Dans de nombreux cantons helvétiques, l'autonomie partielle des établissements scolaires est incontournable, mais difficile à réaliser.

Autonomie scolaire, programmes-cadres, développement de la qualité, administration scolaire orientée vers l'efficacité, standards de l'éducation, évaluations à grande échelle… ces termes sont aujourd'hui omniprésents dans le langage qu'emploient les responsables du pilotage des systèmes et ne choquent même plus lorsqu'ils sont évoqués dans les débats sur l'éducation. Nous nous y sommes habitués - même si nous n'y adhérons pas forcément. C'est en tout cas un signe que la mouvance de modernisation des systèmes éducatifs en cours depuis les années 1990 a produit une nouvelle manière de concevoir leur organisation et le fonctionnement, qui a ses conséquences à plusieurs niveaux :
• au niveau macro, la plupart des systèmes sont en train de mener à terme une profonde restructuration de leurs services administratifs, ils réorganisent leurs filières de formation de manière à les rendre plus efficaces, perméables et flexibles ;
• au niveau méso des établissements scolaires, ceux-ci ont gagné en importance à de nombreux endroits et y sont toujours davantage perçus comme les éléments-clés d'un développement scolaire durable. En même temps, les instances de contrôle (directions et inspectorats) ont subi des lifting considérables ;
• au niveau micro de la classe, les nouvelles méthodologies sont venues renforcer l'enseignement-apprentissage, les approches par problèmes s'articulent avec les nouvelles technologies de la communication et de l'information, l'organisation du travail est revue de manière à mieux gérer les hétérogénéités, les espaces-temps, les ressources humaines et matérielles disponibles, l'évaluation tente de devenir plus formative, mieux à même de réguler les apprentissages.

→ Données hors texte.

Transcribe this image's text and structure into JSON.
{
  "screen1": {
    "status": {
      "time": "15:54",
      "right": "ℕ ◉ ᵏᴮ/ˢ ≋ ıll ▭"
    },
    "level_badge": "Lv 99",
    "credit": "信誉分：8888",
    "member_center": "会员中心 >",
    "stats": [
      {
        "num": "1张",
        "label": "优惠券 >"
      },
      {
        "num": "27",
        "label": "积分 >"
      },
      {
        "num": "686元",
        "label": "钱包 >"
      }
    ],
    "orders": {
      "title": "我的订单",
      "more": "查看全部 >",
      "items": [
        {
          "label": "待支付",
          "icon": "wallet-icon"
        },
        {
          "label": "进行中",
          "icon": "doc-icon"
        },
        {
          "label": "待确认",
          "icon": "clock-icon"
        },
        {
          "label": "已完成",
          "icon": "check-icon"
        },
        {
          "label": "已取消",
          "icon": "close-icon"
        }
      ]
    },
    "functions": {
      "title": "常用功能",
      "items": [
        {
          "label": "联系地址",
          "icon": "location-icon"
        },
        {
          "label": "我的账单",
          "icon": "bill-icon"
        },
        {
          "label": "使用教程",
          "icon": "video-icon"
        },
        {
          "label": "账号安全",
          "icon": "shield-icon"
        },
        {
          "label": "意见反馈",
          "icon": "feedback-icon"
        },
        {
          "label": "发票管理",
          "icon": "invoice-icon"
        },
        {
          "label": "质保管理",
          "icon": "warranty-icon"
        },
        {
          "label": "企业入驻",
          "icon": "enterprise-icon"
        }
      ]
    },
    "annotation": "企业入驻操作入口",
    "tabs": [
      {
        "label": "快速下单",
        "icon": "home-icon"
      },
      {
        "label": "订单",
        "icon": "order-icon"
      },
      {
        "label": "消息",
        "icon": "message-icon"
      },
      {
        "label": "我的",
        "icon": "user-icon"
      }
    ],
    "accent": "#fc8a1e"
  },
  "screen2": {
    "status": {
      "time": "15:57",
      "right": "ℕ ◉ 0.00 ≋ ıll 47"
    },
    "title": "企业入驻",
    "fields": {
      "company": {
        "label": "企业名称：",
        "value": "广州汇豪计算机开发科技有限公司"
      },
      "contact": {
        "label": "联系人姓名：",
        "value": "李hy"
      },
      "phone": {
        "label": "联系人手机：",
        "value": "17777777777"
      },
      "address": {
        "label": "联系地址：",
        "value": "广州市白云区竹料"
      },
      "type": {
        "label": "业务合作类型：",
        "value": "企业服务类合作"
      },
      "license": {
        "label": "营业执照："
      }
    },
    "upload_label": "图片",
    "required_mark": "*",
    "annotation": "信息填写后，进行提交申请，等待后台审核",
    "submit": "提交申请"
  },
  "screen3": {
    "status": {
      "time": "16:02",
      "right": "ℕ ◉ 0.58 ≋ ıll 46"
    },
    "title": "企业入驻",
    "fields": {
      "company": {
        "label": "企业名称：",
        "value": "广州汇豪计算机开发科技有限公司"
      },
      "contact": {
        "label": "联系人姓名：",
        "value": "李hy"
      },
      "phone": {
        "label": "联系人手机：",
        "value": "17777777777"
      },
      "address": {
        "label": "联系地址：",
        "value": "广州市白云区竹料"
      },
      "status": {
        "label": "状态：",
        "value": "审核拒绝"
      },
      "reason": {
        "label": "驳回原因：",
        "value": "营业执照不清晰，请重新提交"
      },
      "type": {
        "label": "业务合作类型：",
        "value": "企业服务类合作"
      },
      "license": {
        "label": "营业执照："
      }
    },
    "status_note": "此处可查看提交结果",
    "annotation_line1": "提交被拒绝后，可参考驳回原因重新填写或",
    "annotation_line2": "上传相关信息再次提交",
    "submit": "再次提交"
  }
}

Cette évolution n'est pas uniforme dans les différents pays et les régions, elle diffère même souvent à l'intérieur de ces dernières. En outre, de nombreux chantiers en cours risquent d'être fermés bien avant d’avoir eu la chance d'atteindre le niveau d'implémentation dans la durée qui s'avère nécessaire pour aboutir à des effets mesurables. Hormis la Suisse romande, de nombreux cantons helvétiques ont ainsi initié des projets de réforme qui visent à « renforcer la responsabilité » au sein d'établissements « apprenants ». En même temps, les critiques se multiplient pour montrer les effets pervers que peuvent produire des processus conduits de manière autoritaire et trop rapide dans un domaine où les savoirs et les compétences nécessaires font encore largement défaut. Dans le cadre de cette contribution, je tenterai de répondre à la question :
à quoi sert-il de développer l'autonomie des écoles ? Et : jusqu'où doit et peut aller cette autonomie pour réellement contribuer à la professionnalisation des acteurs concernés (enseignants, chefs d'établissement ou fonctions semblables…) ?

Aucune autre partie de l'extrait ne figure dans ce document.